Meine Funktion umfasst vom Initiieren der Ausstellung, was am Museum für Gestaltung Zürich mittels Programmkommission stattfindet, über die Auswahl an Exponaten, der Gestaltung des Rahmenprogramms bis hin zur Leitung des laufenden Museumsbetriebs inklusive dem Anbieten und Koordinieren der Vermittlungstätigkeiten wie etwa durch öffentliche als auch private Führungen im Haus. Sobald der Auftrag des Ausarbeitens gefasst war, fand ein intensiver Austausch mit Paris statt. Für die Auswahl der Bilder als auch für die Erarbeitung der Layouts, der Hängepläne war ich bei Judith Hervé in der Wohnung der Familie zu Gast.
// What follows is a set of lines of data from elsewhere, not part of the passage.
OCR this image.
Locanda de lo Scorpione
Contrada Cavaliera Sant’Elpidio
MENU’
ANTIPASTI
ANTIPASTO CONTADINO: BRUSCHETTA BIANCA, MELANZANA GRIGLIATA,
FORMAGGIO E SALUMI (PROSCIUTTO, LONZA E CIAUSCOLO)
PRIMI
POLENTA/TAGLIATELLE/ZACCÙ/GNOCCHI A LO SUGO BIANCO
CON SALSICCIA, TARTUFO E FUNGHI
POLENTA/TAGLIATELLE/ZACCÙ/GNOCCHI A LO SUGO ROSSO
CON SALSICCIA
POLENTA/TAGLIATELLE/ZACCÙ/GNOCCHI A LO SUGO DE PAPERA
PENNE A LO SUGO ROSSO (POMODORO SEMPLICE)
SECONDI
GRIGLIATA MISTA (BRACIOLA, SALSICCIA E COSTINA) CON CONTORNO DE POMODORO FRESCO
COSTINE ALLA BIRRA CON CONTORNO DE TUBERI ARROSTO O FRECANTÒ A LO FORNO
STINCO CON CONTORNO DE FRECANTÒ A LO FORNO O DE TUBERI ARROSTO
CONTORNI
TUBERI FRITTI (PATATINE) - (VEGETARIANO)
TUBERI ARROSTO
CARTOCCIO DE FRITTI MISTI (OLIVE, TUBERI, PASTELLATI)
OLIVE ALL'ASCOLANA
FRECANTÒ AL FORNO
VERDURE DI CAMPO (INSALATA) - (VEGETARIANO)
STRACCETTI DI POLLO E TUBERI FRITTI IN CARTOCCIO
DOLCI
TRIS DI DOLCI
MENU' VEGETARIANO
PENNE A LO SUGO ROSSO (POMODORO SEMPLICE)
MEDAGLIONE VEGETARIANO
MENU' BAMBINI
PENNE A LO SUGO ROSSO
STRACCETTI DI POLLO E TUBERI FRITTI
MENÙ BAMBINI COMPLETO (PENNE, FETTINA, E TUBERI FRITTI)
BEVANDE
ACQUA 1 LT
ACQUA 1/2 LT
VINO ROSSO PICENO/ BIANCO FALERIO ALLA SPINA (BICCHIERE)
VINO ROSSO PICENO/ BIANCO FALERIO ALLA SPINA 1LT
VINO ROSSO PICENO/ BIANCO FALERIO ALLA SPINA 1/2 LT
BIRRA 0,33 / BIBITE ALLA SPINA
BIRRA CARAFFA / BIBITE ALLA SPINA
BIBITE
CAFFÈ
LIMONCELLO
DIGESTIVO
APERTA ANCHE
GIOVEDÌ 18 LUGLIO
Das war ein Glücksfall und hat mir Lucien Hervé nochmals auf eine ganz andere, sehr private und persönliche Art erfahrbar gemacht.
Quelle: Lucien Hervé
Strukturelemente von Jean Prouvé, 1963 von Lucien Hervé aufgenommen.
Quelle: Lucien Hervé
Lucien Hervés Blick auf die Gebäude von Auguste Perret in Le Havre, 1956.
Quelle: Lucien Hervé
Der Eiffelturm, den Hervé 1947 fotografierte und dabei die Geheimnisse dessen Konstruktion aufzeigen wollte, markierte den Anfang von Hervés Karriere als Architekturfotograf.
Quelle: Luciebn Hervé
Lucien Hervé fotografierte nicht nur moderne Architektur, sondern auch volkstümliche. Hier ein Beispiel aus Spanien 1959.